Certes, je doute que Michel Houellebecq se soit lui-même suffisamment intéressé à l'auteur de Là-bas pour lire ou relire tous ses textes. C'est là, sans doute, bien trop de travail pour un auteur que l'on n'imagine guère être un bourreau de travail ! Mais enfin, l'amateurisme de l'un, plus d'une fois épinglé ces dernières années, ne doit ou devrait pas excuser ni même cacher la gêne de l'autre, son lecteur critique, même si, pour atténuer ma coupable réserve, je dois rappeler que j'ai déjà mené semblable travail à propos de ma longue note où, stylo à la main justement, j'ai comparé deux textes, l'un, fort et même bien trop connu de Houellebecq (et si mal lu par les imbéciles qui ont parlé d'ode à l'Islam !), l'autre, pratiquement inconnu de ces mêmes imbéciles qui sont des journalistes, de Patrice Trigano, imbéciles auxquels jamais il ne viendrait à l'idée de penser que Houellebecq n'a pas seulement du goût pour Wikipédia, mais pour tout ce qui peut passer sous ses yeux.
Il n'en reste pas moins que la petite étude que je propose ci-dessous n'a jamais, à ma connaissance du moins, été menée : non point tant rapprocher les romans de Michel Houellebecq de ceux de Joris-Karl Huysmans, ce qui finira bien par tomber à la portée d'un quelconque universitaire, que de tenter de montrer que tout ce qu'a écrit Bloy sur son ancien ami est non seulement valable pour les textes que Michel Houellebecq a écrits, mais surtout pour ceux qu'il va écrire et qui, très probablement, ne pourront que continuer à graviter mollement, sans jamais daigner tomber dans le disque d'accrétion du formidable vortex, autour de la sphère religieuse, la seule finalement qui intéresse l'auteur, et cela depuis bien des années, ne serait-ce que par le biais de la question lancinante qu'est à ses propres yeux la honte. Je rappelle ce que notre auteur écrivait à ce propos : «Il y a depuis l’origine quelque chose, dans ma littérature, qui a partie liée avec la honte», écrivait ainsi Houellebecq dans Ennemis publics (Grasset/Flammarion, 2008, p. 240). Dans Plateforme (J’ai lu, 2002, p. 349), il écrivait d'ailleurs : «Jusqu’au bout je resterai un enfant de l’Europe, du soucis et de la honte; je n’ai aucun message d’espérance à délivrer. Pour l’Occident je n’éprouve pas de haine, tout au plus un immense mépris. Je sais seulement que, tous autant que nous sommes, nous puons l’égoïsme, le masochisme et la mort. Nous avons créé un système dans lequel il est devenu simplement impossible de vivre; et, de plus, nous continuons à l’exporter».
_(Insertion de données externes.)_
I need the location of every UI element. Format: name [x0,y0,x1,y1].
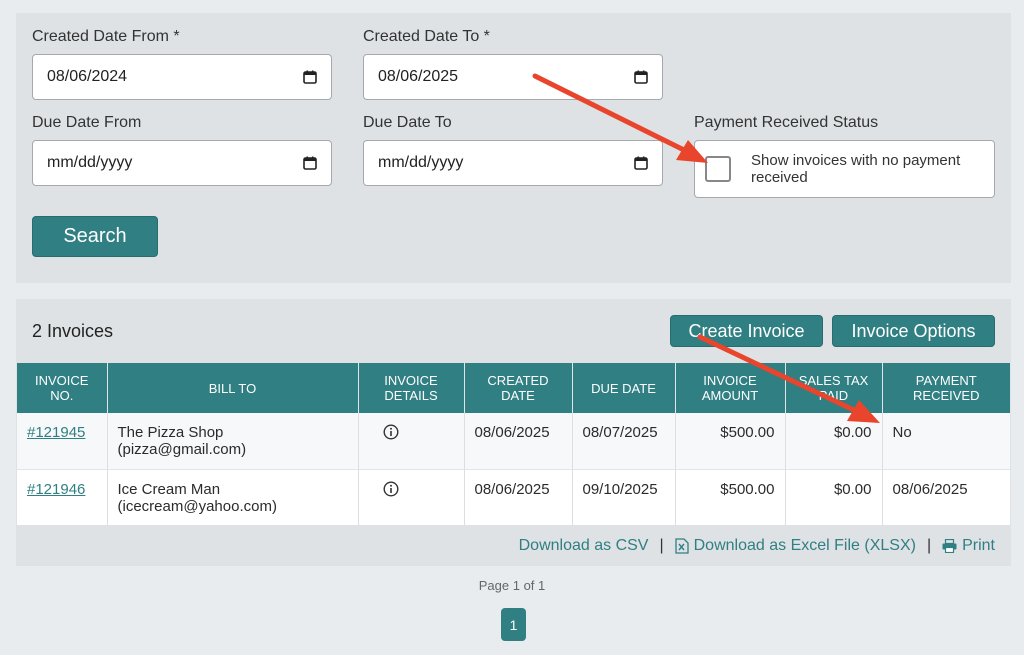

Je crains bien que, à l'instar de tant de ses contemporains très vaguement imprégnés par Schopenhauer qui, comme Bloy le rappelle, n'est quand même pas infini, Michel Houellebecq ne cherche plus à seulement diagnostiquer les différents maux qui défigurent notre société, mais qu'il recherche, d'abord pour lui-même, une porte de sortie, qui ne peut être, nous l'aurons compris, qu'une forme de spiritualité, une espèce de catholicisme que l'on devine d'emblée ne pouvoir être, comme des céréales, que light, un catholicisme léger, de badinage, d'apéritif pour les frêles épaules de cet évident athlète de la foi qu'est Houellebecq lequel, comme Huysmans, cherche à se faire «aussi peu de bile que possible» pour «galoper modérément vers le ciel» (1). Une fois pour toute, en évoquant Huysmans, Bloy a tout dit (ou presque, restons optimistes !) de Michel Houellebecq, et cela en quelques mots que voici : «Aucune illusion n'est plus tenable, il faut goinfrer comme des bestiaux ou contempler la face de Dieu» (p. 92). Celles et ceux qui sourcilleraient en lisant cette flèche et en estimant que je vais trop vite pourraient, alors, se pencher sur cet autre jugement, cette fois-ci consacré à En Rade (alors que le premier concernait le tonitruant À Rebours) : «Jamais on n'alla aussi loin dans le dégoût de la vie, dans le vomissement de ses frères et, en même temps, jamais une aussi totale satiété de la farce humaine ne fut exprimée dans une aussi glaciale ironie» (p. 100).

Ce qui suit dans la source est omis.